A 7-color multiplexed immunofluorescence analyses of human melanoma samples with ZEB1 (red), ZEB2 (white), SOX10 (blue), SOX9 (yellow), NGFR (orange), MITF (green) and DAPI. Representative pictures of a ZEB1^low (top) and a ZEB1^high (bottom) cutaneous melanoma showing antagonistic expression of ZEB1 and ZEB2, MITF and NGFR, and SOX10 and SOX9. B–D. Reconstruction of three representative heterogeneous tumors as whole slides: a ZEB1^low B, and two ZEB1^high tumors C, D. Each dot represents a cell. The expression levels of ZEB1, ZEB2, MITF and SOX9 are indicated in red (high), yellow (intermediate), blue (low) and grey (not expressed). SOX10 display 3 levels of expression defined as high, low and not expressed; and NGFR display only 2 levels of expression defined as high and not expressed.
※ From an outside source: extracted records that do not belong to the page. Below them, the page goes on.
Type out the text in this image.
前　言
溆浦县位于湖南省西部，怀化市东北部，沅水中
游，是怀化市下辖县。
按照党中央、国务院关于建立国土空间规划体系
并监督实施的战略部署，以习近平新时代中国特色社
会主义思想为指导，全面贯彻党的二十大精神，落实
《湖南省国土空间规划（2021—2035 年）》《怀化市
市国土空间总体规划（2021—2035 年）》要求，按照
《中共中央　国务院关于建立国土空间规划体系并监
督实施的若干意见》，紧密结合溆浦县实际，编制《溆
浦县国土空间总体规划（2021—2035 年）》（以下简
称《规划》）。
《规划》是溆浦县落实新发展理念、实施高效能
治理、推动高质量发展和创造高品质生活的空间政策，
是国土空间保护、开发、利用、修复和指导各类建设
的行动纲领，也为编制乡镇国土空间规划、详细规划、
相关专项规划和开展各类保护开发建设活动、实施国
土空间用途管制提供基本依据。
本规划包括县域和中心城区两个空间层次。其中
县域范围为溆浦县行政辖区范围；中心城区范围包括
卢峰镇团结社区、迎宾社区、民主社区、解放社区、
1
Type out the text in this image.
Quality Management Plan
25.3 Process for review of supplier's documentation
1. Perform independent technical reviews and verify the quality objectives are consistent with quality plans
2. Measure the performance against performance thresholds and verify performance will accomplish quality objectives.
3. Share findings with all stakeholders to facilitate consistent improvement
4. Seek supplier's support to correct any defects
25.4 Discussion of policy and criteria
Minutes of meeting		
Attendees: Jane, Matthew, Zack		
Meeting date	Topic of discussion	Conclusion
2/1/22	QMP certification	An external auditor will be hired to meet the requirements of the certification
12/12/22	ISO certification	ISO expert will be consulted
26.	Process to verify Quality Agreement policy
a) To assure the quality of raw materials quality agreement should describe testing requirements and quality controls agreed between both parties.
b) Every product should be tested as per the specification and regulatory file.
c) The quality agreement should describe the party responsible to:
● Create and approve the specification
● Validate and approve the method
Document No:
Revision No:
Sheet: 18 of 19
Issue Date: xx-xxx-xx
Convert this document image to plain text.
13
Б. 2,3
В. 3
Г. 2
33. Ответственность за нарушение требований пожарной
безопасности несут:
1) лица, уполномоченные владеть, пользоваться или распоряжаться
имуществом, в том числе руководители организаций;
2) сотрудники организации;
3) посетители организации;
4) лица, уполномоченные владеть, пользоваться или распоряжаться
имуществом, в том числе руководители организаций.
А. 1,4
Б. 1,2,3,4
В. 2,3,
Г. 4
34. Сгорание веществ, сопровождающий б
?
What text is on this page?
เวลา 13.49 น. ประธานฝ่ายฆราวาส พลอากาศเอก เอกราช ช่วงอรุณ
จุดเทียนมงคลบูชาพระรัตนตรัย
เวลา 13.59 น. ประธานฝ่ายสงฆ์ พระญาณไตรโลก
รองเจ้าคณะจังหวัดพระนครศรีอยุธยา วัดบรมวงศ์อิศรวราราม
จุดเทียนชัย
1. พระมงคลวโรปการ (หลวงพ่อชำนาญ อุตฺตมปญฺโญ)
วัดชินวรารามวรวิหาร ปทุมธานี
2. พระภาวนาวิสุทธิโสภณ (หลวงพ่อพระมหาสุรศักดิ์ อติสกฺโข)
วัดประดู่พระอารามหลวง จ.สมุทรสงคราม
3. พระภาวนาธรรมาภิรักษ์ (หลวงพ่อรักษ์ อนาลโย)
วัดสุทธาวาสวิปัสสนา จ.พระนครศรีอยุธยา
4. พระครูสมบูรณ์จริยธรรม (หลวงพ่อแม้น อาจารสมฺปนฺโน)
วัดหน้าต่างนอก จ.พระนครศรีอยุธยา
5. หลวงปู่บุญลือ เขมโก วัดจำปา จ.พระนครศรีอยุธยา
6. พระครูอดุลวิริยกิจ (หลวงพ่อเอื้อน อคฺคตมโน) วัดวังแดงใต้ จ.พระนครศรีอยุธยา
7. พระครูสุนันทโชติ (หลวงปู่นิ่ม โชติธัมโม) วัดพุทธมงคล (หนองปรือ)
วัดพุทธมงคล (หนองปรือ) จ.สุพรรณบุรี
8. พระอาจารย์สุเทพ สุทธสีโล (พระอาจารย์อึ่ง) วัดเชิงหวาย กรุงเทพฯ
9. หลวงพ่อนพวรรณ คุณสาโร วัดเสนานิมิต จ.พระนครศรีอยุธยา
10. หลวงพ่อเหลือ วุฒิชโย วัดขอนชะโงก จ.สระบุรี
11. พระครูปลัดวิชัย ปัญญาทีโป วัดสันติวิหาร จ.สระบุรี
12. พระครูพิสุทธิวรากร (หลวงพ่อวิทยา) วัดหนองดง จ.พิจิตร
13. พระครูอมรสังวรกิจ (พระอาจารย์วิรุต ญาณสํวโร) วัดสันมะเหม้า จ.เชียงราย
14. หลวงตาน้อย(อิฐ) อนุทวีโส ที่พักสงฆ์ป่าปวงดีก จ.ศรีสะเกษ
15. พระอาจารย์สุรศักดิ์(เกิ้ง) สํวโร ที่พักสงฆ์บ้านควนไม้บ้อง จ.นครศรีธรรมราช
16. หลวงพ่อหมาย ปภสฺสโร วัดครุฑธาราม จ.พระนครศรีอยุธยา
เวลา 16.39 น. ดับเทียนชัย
Fig. 8. ZEB1 antagonistic expression with SOX10 and co-expression with NGFR and SOX9 within melanoma lesions.

A Representative pictures of ZEB1 and SOX10 staining showing antagonistic expression of ZEB1 and SOX10 in the ZEB1^high clone from Patient MM10. B Violin plots showing the expression levels of SOX10 for cells grouped with respect to their ZEB1 expression status (high, intermediate, low or not expressed) in two representative ZEB1^high melanoma cases. C ZEB1, NGFR and SOX9 status annotated in high, intermediate and low expression based on the protein expression level in the multi-IF analysis. D Representative pictures of ZEB1, NGFR and/or SOX9 staining showing co-expression of ZEB1 with NGFR and/or SOX9. E Violin plots showing the expression levels of NGFR for cells grouped with respect to their ZEB1 expression status (high, intermediate, low or not expressed) in two representative ZEB1^high melanoma cases. F Representative pictures of ZEB1 and SOX9 staining showing co-expression of ZEB1 with SOX9. G Violin plots showing the expression levels of SOX9 for cells grouped with respect to their ZEB1 expression status (high, intermediate, low or not expressed) in one representative ZEB1^high melanoma. The median is shown with a red dot. P values were determined by Mann-Whitney test with Bonferroni correction B, E, G. Differences were considered statistically significant at *P ≤ 0.05, **P < 0.01 and ***P < 0.001. ns (non-significant) means P > 0.05.